Dossier: 566-02-46115

 

Référence: 2023 CRTESPF 84

Loi sur la Commission

des relations de travail et de l’emploi

dans le secteur public fédéral et

Loi sur les relations de travail

dans le secteur public fédéral

Armoiries

Devant une formation de la

Commission des relations

de travail et de l’emploi

dans le secteur public fédéral

ENTRE

 

Bernard Laquerre

fonctionnaire s’estimant lésé

 

et

 

Commission des champs de bataille nationaux

 

employeur

Répertorié

Laquerre c. Commission des champs de bataille nationaux

Affaire concernant un grief individuel renvoyé à l’arbitrage

Devant : Marie-Claire Perrault, une formation de la Commission des relations de travail et de l’emploi dans le secteur public fédéral

Pour le fonctionnaire s’estimant lésé : Laval Dallaire et Antoine Fontaine-Asselin, avocats

Pour l’employeur : Karl Jessop et Véronique Aubé, avocats

Décision rendue sur la base d’arguments écrits
déposés
les 18 novembre et 20 décembre 2022, et les 17 juillet, 8 et 25 août 2023.


MOTIFS DE DÉCISION

I. Grief individuel renvoyé à l’arbitrage

[1] Le 21 octobre 2022, Bernard Laquerre a été licencié par son employeur, la Commission des champs de bataille nationaux (CCBN). Le 18 novembre 2022, il a renvoyé son grief à l’arbitrage devant la Commission des relations de travail et de l’emploi dans le secteur public fédéral (la « Commission »).

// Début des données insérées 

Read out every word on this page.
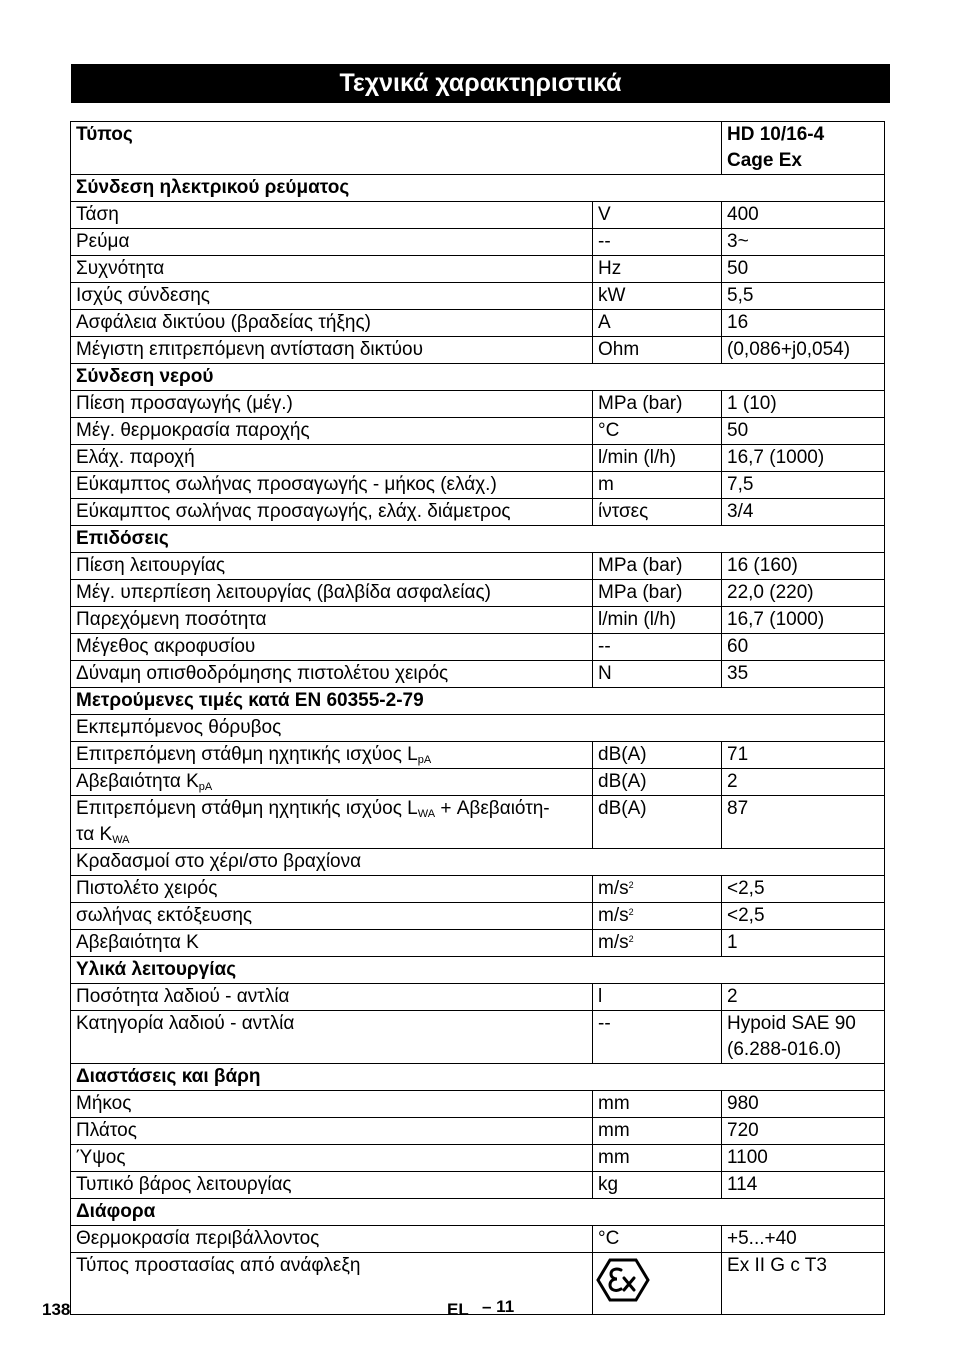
Τεχνικά χαρακτηριστικά
Τύπος		HD 10/16-4
Cage Ex
Σύνδεση ηλεκτρικού ρεύματος		
Τάση	V	400
Ρεύμα	--	3~
Συχνότητα	Hz	50
Ισχύς σύνδεσης	kW	5,5
Ασφάλεια δικτύου (βραδείας τήξης)	A	16
Μέγιστη επιτρεπόμενη αντίσταση δικτύου	Ohm	(0,086+j0,054)
Σύνδεση νερού		
Πίεση προσαγωγής (μέγ.)	MPa (bar)	1 (10)
Μέγ. θερμοκρασία παροχής	°C	50
Ελάχ. παροχή	l/min (l/h)	16,7 (1000)
Εύκαμπτος σωλήνας προσαγωγής - μήκος (ελάχ.)	m	7,5
Εύκαμπτος σωλήνας προσαγωγής, ελάχ. διάμετρος	ίντσες	3/4
Επιδόσεις		
Πίεση λειτουργίας	MPa (bar)	16 (160)
Μέγ. υπερπίεση λειτουργίας (βαλβίδα ασφαλείας)	MPa (bar)	22,0 (220)
Παρεχόμενη ποσότητα	l/min (l/h)	16,7 (1000)
Μέγεθος ακροφυσίου	--	60
Δύναμη οπισθοδρόμησης πιστολέτου χειρός	N	35
Μετρούμενες τιμές κατά EN 60355-2-79		
Εκπεμπόμενος θόρυβος		
Επιτρεπόμενη στάθμη ηχητικής ισχύος $L_{pA}$	dB(A)	71
Αβεβαιότητα $K_{pA}$	dB(A)	2
Επιτρεπόμενη στάθμη ηχητικής ισχύος $L_{WA} + A\beta\varepsilon\beta\alpha\iota ό\tau\eta-$
τα $K_{WA}$	dB(A)	87
Κραδασμοί στο χέρι/στο βραχίονα		
Πιστολέτο χειρός	$m/s^2$	<2,5
σωλήνας εκτόξευσης	$m/s^2$	<2,5
Αβεβαιότητα K	$m/s^2$	1
Υλικά λειτουργίας		
Ποσότητα λαδιού - αντλία	l	2
Κατηγορία λαδιού - αντλία	--	Hypoid SAE 90
(6.288-016.0)
Διαστάσεις και βάρη		
Μήκος	mm	980
Πλάτος	mm	720
Ύψος	mm	1100
Τυπικό βάρος λειτουργίας	kg	114
Διάφορα		
Θερμοκρασία περιβάλλοντος	°C	+5...+40
Τύπος προστασίας από ανάφλεξη		Ex II G c T3
138	EL – 11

[2] La CCBN s’oppose au renvoi et soutient que la Commission n’a pas compétence pour entendre le grief.

[3] La présente décision porte uniquement sur la compétence de la Commission d’entendre un grief provenant de la CCBN. Lorsque M. Laquerre a renvoyé son grief à la Commission, il a également joint une opinion juridique sur la compétence de la Commission. L’objection de la CCBN est arrivée par la suite. J’ai ensuite invité les parties à compléter leur argumentaire sur la compétence de la Commission. Pour faciliter la compréhension du litige, je présente les arguments des parties en commençant par l’objection de la CCBN, pour ensuite présenter les arguments de M. Laquerre, ce qui ne respecte pas l’ordre dans lequel les arguments ont été reçus, mais demeure fidèle, du moins je l’espère, à leur teneur.

[4] Pour les motifs qui suivent, je suis d’avis que la Commission n’a pas compétence pour entendre le grief de M. Laquerre.

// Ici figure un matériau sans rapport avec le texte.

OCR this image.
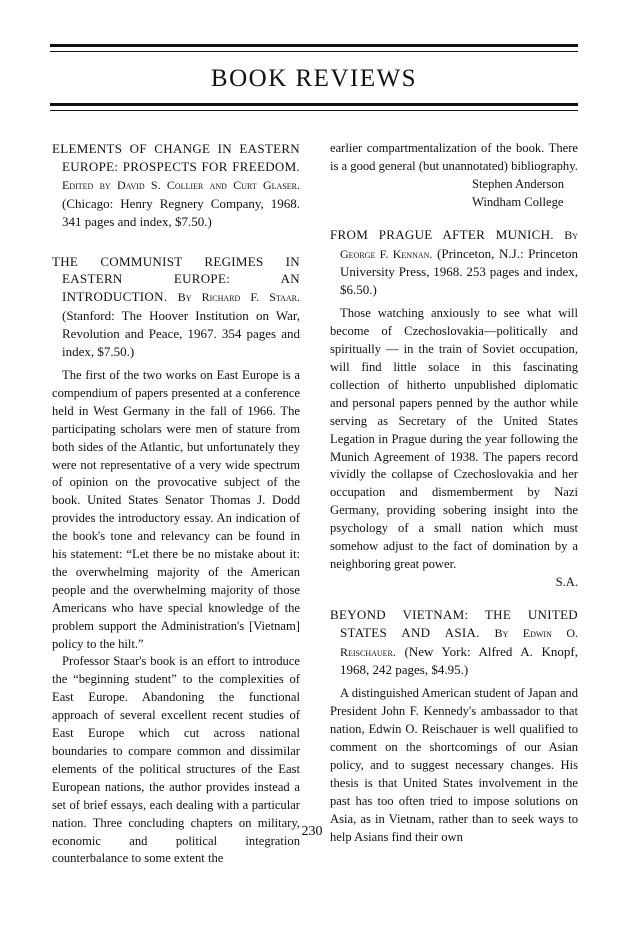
BOOK REVIEWS

ELEMENTS OF CHANGE IN EASTERN EUROPE: PROSPECTS FOR FREEDOM. Edited by David S. Collier and Curt Glaser. (Chicago: Henry Regnery Company, 1968. 341 pages and index, $7.50.)

THE COMMUNIST REGIMES IN EASTERN EUROPE: AN INTRODUCTION. By Richard F. Staar. (Stanford: The Hoover Institution on War, Revolution and Peace, 1967. 354 pages and index, $7.50.)

The first of the two works on East Europe is a compendium of papers presented at a conference held in West Germany in the fall of 1966. The participating scholars were men of stature from both sides of the Atlantic, but unfortunately they were not representative of a very wide spectrum of opinion on the provocative subject of the book. United States Senator Thomas J. Dodd provides the introductory essay. An indication of the book's tone and relevancy can be found in his statement: “Let there be no mistake about it: the overwhelming majority of the American people and the overwhelming majority of those Americans who have special knowledge of the problem support the Administration's [Vietnam] policy to the hilt.”

Professor Staar's book is an effort to introduce the “beginning student” to the complexities of East Europe. Abandoning the functional approach of several excellent recent studies of East Europe which cut across national boundaries to compare common and dissimilar elements of the political structures of the East European nations, the author provides instead a set of brief essays, each dealing with a particular nation. Three concluding chapters on military, economic and political integration counterbalance to some extent the

earlier compartmentalization of the book. There is a good general (but unannotated) bibliography.

Stephen Anderson

Windham College

FROM PRAGUE AFTER MUNICH. By George F. Kennan. (Princeton, N.J.: Princeton University Press, 1968. 253 pages and index, $6.50.)

Those watching anxiously to see what will become of Czechoslovakia—politically and spiritually — in the train of Soviet occupation, will find little solace in this fascinating collection of hitherto unpublished diplomatic and personal papers penned by the author while serving as Secretary of the United States Legation in Prague during the year following the Munich Agreement of 1938. The papers record vividly the collapse of Czechoslovakia and her occupation and dismemberment by Nazi Germany, providing sobering insight into the psychology of a small nation which must somehow adjust to the fact of domination by a neighboring great power.

S.A.

BEYOND VIETNAM: THE UNITED STATES AND ASIA. By Edwin O. Reischauer. (New York: Alfred A. Knopf, 1968, 242 pages, $4.95.)

A distinguished American student of Japan and President John F. Kennedy's ambassador to that nation, Edwin O. Reischauer is well qualified to comment on the shortcomings of our Asian policy, and to suggest necessary changes. His thesis is that United States involvement in the past has too often tried to impose solutions on Asia, as in Vietnam, rather than to seek ways to help Asians find their own

230
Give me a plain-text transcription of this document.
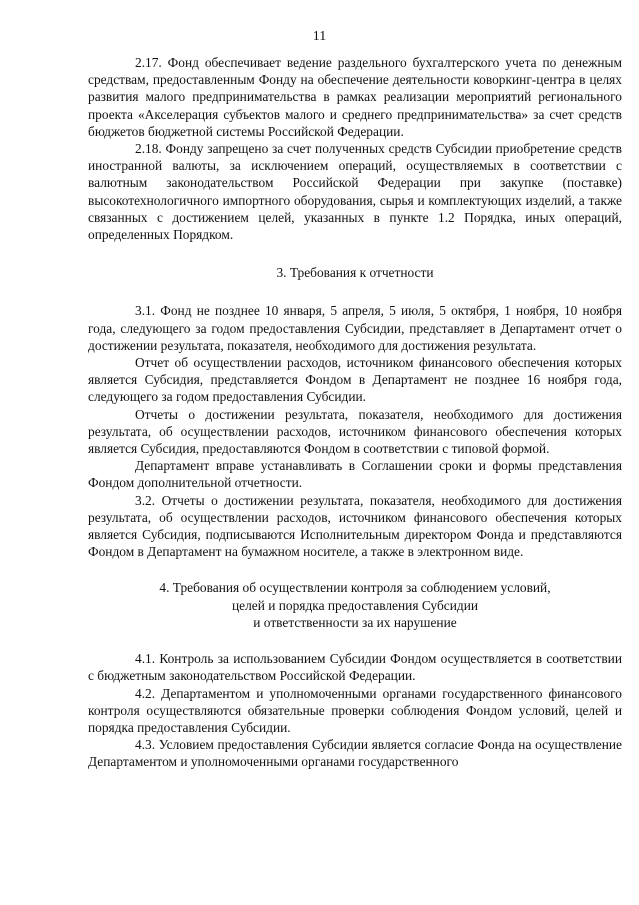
11

2.17. Фонд обеспечивает ведение раздельного бухгалтерского учета по денежным средствам, предоставленным Фонду на обеспечение деятельности коворкинг-центра в целях развития малого предпринимательства в рамках реализации мероприятий регионального проекта «Акселерация субъектов малого и среднего предпринимательства» за счет средств бюджетов бюджетной системы Российской Федерации.

2.18. Фонду запрещено за счет полученных средств Субсидии приобретение средств иностранной валюты, за исключением операций, осуществляемых в соответствии с валютным законодательством Российской Федерации при закупке (поставке) высокотехнологичного импортного оборудования, сырья и комплектующих изделий, а также связанных с достижением целей, указанных в пункте 1.2 Порядка, иных операций, определенных Порядком.

3. Требования к отчетности

3.1. Фонд не позднее 10 января, 5 апреля, 5 июля, 5 октября, 1 ноября, 10 ноября года, следующего за годом предоставления Субсидии, представляет в Департамент отчет о достижении результата, показателя, необходимого для достижения результата.

Отчет об осуществлении расходов, источником финансового обеспечения которых является Субсидия, представляется Фондом в Департамент не позднее 16 ноября года, следующего за годом предоставления Субсидии.

Отчеты о достижении результата, показателя, необходимого для достижения результата, об осуществлении расходов, источником финансового обеспечения которых является Субсидия, предоставляются Фондом в соответствии с типовой формой.

Департамент вправе устанавливать в Соглашении сроки и формы представления Фондом дополнительной отчетности.

3.2. Отчеты о достижении результата, показателя, необходимого для достижения результата, об осуществлении расходов, источником финансового обеспечения которых является Субсидия, подписываются Исполнительным директором Фонда и представляются Фондом в Департамент на бумажном носителе, а также в электронном виде.

4. Требования об осуществлении контроля за соблюдением условий,
целей и порядка предоставления Субсидии
и ответственности за их нарушение

4.1. Контроль за использованием Субсидии Фондом осуществляется в соответствии с бюджетным законодательством Российской Федерации.

4.2. Департаментом и уполномоченными органами государственного финансового контроля осуществляются обязательные проверки соблюдения Фондом условий, целей и порядка предоставления Субсидии.

4.3. Условием предоставления Субсидии является согласие Фонда на осуществление Департаментом и уполномоченными органами государственного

II. Résumé de l’argumentation

[5] Remarque : Il est usuel d’utiliser le terme « fonctionnaire » pour désigner la personne qui renvoie un grief à l’arbitrage; toutefois, ici, l’enjeu même de la décision est de savoir si M. Laquerre est effectivement un « fonctionnaire » au sens de la Loi sur les relations de travail dans le secteur public fédéral (L.C. 2003, ch. 22, art. 2; la « Loi »). Par conséquent, j’emploie son nom dans la présente décision. Pour la même raison, parce qu’il s’agit de décider si la CCBN est un « employeur » au sens de la Loi, je désigne l’organisation par son acronyme.

A. Objection de la CCBN

[6] Selon elle, la CCBN ne fait pas partie de la fonction publique au sens de la Loi et, par conséquent, M. Laquerre n’est pas un fonctionnaire qui a un recours en vertu de la Loi.

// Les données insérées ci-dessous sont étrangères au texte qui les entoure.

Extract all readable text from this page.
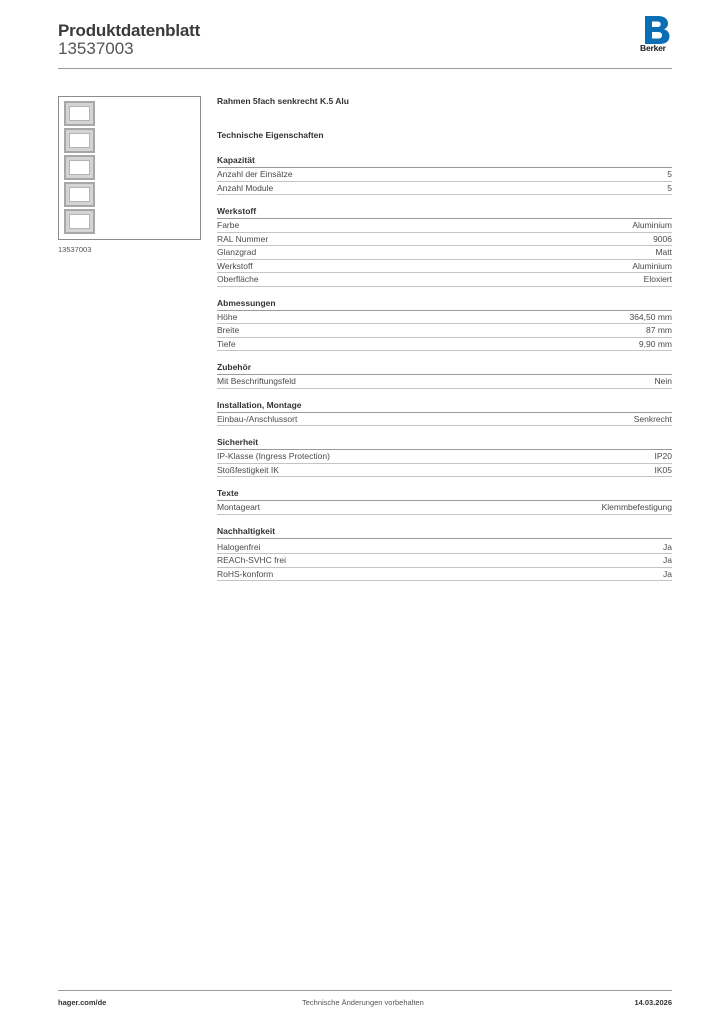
Produktdatenblatt
13537003	Berker
13537003
Rahmen 5fach senkrecht K.5 Alu
Technische Eigenschaften
Kapazität
Anzahl der Einsätze	5
Anzahl Module	5
Werkstoff
Farbe	Aluminium
RAL Nummer	9006
Glanzgrad	Matt
Werkstoff	Aluminium
Oberfläche	Eloxiert
Abmessungen
Höhe	364,50 mm
Breite	87 mm
Tiefe	9,90 mm
Zubehör
Mit Beschriftungsfeld	Nein
Installation, Montage
Einbau-/Anschlussort	Senkrecht
Sicherheit
IP-Klasse (Ingress Protection)	IP20
Stoßfestigkeit IK	IK05
Texte
Montageart	Klemmbefestigung
Nachhaltigkeit
Halogenfrei	Ja
REACh-SVHC frei	Ja
RoHS-konform	Ja
hager.com/de	Technische Änderungen vorbehalten	14.03.2026
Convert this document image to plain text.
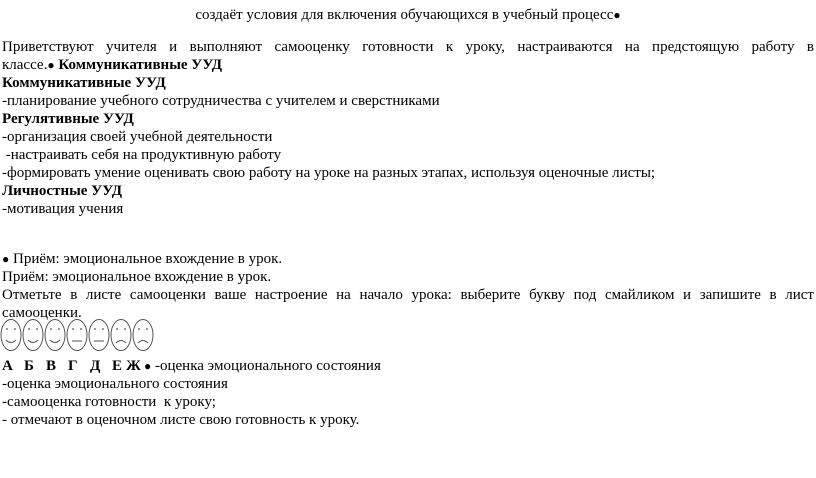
создаёт условия для включения обучающихся в учебный процесс●
Приветствуют учителя и выполняют самооценку готовности к уроку, настраиваются на предстоящую работу в
классе.● Коммуникативные УУД
Коммуникативные УУД
-планирование учебного сотрудничества с учителем и сверстниками
Регулятивные УУД
-организация своей учебной деятельности
-настраивать себя на продуктивную работу
-формировать умение оценивать свою работу на уроке на разных этапах, используя оценочные листы;
Личностные УУД
-мотивация учения
● Приём: эмоциональное вхождение в урок.
Приём: эмоциональное вхождение в урок.
Отметьте в листе самооценки ваше настроение на начало урока: выберите букву под смайликом и запишите в лист
самооценки.
А Б В Г Д Е Ж ● -оценка эмоционального состояния
-оценка эмоционального состояния
-самооценка готовности  к уроку;
- отмечают в оценочном листе свою готовность к уроку.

[7] Par ailleurs, la Loi concernant les champs de bataille nationaux de Québec (S.C. 1908, ch. 57), loi constituante de la CCBN, prévoit ce qui suit :

[…]

4 La Commission peut établir des règlements pour :

[…]

c) la nomination, le contrôle, les devoirs et le renvoi de tous officiers, gardiens, agents, conseillers techniques et professionnels, et employés de la Commission, et leur rémunération;

[…]

 

[8] Aucun règlement n’a été établi à cette fin.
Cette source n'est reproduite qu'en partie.